WASHINGTON, D.C. [7.21.23] – This week, U.S. Sen. Tina Smith (D-Minn.)—a member of the Senate Education Committee—reintroduced legislation to help schools and districts in Minnesota and across the country facing teacher shortages.
Ahead of the 2022- 2023 academic year, 78 percent of schools nationwide found it difficult to find qualified teachers for special education and science, according to surveys of school leaders. There is an urgent need for STEM, career and technical education, and special education teachers. Additionally, there is a severe lack of racial diversity—nationwide teachers of color comprise only 18 percent of the teacher workforce.
“I hear from Minnesota school superintendents every summer about the many vacancies they’re struggling to fill, an issue that has only gotten harder in the past few years and is even more challenging in small, rural school districts,” said Sen. Smith. “And it’s especially difficult to hire teachers in key subjects like STEM, technical education and special education. Ultimately, these shortages hurt our kids and diminish their opportunities. My bill will help schools overcome these challenges and help ensure students get the best education possible.”
Sen. Smith’s bill—the Addressing Teacher Shortages Act—would provide grants to school districts to help them attract and retain the quality teachers they need. The bill would also fund U.S. Department of Education efforts to help smaller and under-resourced districts apply for grants.
Funding under the grant program could be used to establish or expand:
- Teaching residency programs
- Teacher mentor programs
- “Grow Your Own” programs to ease teacher staffing shortages and increase workforce diversity by tapping staff already working in school buildings to become teachers
- “2+2” programs to provide flexible pathways for students to obtain a bachelor’s degree
- Programs at an institution of higher education that encourage students majoring in STEM fields to take courses in education
- Teacher preparation pathways in secondary schools
- Other evidence-based strategies to increase teacher retention and support teachers, such as:
- Increasing access to technology for professional development in rural areas
- Supporting teachers in fulfilling requirements to become certified in an additional subject area, to obtain National Board Certification, or to teach Advanced Placement, International Baccalaureate, or dual or concurrent enrollment programs
- Induction programs for new teachers
- Tuition assistance, housing allowances, or stipends for student teachers, first-year teachers, and second-year teachers
- Professional development for school administrators focusing on teacher leadership or teacher retention
The grant funding would be distributed competitively with at least 25 percent going to rural districts, high-needs subject areas, and to diversify the teaching workforce, respectively, and 5 percent to Bureau of Indian Education schools.
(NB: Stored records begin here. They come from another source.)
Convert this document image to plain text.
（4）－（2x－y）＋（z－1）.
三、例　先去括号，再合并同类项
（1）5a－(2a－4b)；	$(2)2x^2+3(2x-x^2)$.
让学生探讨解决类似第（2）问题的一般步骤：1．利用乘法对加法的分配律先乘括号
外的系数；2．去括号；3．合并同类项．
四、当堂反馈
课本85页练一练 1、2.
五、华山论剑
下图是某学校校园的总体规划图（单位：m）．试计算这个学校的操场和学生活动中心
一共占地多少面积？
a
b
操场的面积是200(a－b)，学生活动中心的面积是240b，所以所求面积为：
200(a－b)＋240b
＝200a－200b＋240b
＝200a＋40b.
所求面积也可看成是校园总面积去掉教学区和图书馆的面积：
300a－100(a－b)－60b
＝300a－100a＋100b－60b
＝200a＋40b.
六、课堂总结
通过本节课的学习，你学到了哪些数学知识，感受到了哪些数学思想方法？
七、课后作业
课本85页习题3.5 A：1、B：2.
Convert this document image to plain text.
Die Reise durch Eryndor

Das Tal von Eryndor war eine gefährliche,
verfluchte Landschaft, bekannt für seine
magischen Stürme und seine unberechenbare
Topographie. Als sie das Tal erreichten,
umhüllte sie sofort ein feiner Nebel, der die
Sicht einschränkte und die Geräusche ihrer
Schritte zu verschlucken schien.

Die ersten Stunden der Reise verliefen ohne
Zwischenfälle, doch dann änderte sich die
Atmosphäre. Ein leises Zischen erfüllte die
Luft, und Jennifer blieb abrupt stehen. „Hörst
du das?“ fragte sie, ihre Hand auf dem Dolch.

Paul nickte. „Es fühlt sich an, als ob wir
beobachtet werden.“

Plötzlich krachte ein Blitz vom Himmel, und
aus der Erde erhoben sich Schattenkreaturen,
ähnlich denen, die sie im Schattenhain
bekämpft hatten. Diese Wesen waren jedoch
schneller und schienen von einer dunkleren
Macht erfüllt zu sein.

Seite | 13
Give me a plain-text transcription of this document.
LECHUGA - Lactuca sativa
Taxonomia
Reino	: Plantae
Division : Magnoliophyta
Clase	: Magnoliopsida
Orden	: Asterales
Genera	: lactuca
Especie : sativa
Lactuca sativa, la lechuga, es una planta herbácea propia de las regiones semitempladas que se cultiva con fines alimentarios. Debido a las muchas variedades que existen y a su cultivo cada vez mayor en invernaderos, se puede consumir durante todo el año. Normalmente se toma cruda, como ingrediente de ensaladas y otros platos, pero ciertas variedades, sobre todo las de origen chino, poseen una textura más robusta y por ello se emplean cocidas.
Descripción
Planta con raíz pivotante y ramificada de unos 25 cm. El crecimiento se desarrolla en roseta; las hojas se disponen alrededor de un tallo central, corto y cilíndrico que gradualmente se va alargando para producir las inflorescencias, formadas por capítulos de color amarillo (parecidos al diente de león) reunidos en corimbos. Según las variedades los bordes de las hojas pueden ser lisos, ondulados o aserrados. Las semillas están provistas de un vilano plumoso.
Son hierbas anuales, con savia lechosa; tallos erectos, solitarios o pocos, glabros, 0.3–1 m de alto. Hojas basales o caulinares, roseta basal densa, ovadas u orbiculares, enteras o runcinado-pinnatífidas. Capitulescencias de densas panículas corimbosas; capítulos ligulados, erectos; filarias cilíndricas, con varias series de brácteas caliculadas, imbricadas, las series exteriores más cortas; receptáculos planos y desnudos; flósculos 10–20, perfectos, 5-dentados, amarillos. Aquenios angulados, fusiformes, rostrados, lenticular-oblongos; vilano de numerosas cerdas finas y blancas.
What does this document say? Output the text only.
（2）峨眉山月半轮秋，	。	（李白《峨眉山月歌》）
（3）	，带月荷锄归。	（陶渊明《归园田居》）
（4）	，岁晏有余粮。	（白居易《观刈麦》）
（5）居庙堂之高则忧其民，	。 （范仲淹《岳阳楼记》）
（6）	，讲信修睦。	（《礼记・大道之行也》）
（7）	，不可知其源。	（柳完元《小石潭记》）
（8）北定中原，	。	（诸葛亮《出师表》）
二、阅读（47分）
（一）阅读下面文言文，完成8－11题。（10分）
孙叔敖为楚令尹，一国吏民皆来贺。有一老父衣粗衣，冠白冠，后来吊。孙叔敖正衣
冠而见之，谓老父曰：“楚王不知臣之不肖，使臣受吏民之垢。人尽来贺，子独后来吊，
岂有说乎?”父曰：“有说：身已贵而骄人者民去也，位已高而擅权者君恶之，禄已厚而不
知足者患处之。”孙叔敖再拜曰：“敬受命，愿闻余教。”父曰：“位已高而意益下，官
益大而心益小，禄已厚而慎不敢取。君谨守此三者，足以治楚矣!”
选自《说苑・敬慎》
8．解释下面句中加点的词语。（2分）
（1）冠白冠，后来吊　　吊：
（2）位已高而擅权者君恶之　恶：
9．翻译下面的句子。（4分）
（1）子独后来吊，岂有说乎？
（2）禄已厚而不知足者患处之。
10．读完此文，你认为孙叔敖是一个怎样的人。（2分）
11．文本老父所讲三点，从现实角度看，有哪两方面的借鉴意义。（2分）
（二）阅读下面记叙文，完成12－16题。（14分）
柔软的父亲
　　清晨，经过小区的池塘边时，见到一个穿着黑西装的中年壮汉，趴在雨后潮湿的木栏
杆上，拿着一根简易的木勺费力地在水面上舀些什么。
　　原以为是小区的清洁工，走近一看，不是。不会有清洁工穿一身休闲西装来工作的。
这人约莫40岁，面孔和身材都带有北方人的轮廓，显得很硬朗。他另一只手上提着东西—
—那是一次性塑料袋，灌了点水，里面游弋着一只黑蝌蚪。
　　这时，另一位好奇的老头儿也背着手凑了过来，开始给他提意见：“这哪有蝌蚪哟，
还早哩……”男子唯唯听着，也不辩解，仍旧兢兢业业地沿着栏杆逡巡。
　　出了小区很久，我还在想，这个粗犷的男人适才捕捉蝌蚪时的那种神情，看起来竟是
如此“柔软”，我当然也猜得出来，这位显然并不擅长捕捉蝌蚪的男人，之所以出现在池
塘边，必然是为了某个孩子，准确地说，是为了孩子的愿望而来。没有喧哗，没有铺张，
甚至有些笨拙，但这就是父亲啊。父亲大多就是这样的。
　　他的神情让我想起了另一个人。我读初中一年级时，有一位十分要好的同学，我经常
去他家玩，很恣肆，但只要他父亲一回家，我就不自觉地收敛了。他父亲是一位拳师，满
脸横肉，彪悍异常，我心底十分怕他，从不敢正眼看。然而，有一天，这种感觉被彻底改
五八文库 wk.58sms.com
The remaining funding could be allocated at the Secretary’s discretion.
This legislation is supported by American Federation of teachers, National Education Association, and Education Minnesota.
“We are happy to hear that Senator Smith is addressing the teacher shortage by reintroducing her Addressing Teacher Shortages Act,” said Erin A. Toninato, Executive Director, Minnesota Administrators for Special Education. “The shortage of special education providers is at a crisis level. Districts are unable to fill positions and are being forced to find alternative methods to provide instruction for special education students that are less effective. Senator Smith’s bill is an important step to improve the crisis and keeps special educators in mind”.
“I am appreciative of the work that Senator Smith has put into addressing a critical need for our country,” said Jeffrey S. Elstad, Superintendent, Owatonna Public Schools. “As a district superintendent, addressing the teacher shortage is the most crucial issue today. This bill adds critical funding and framework to provide solutions that are proven and will address the needs of struggling districts immediately. Without this help, our students and current teaching staff will continue to struggle with disastrous results.”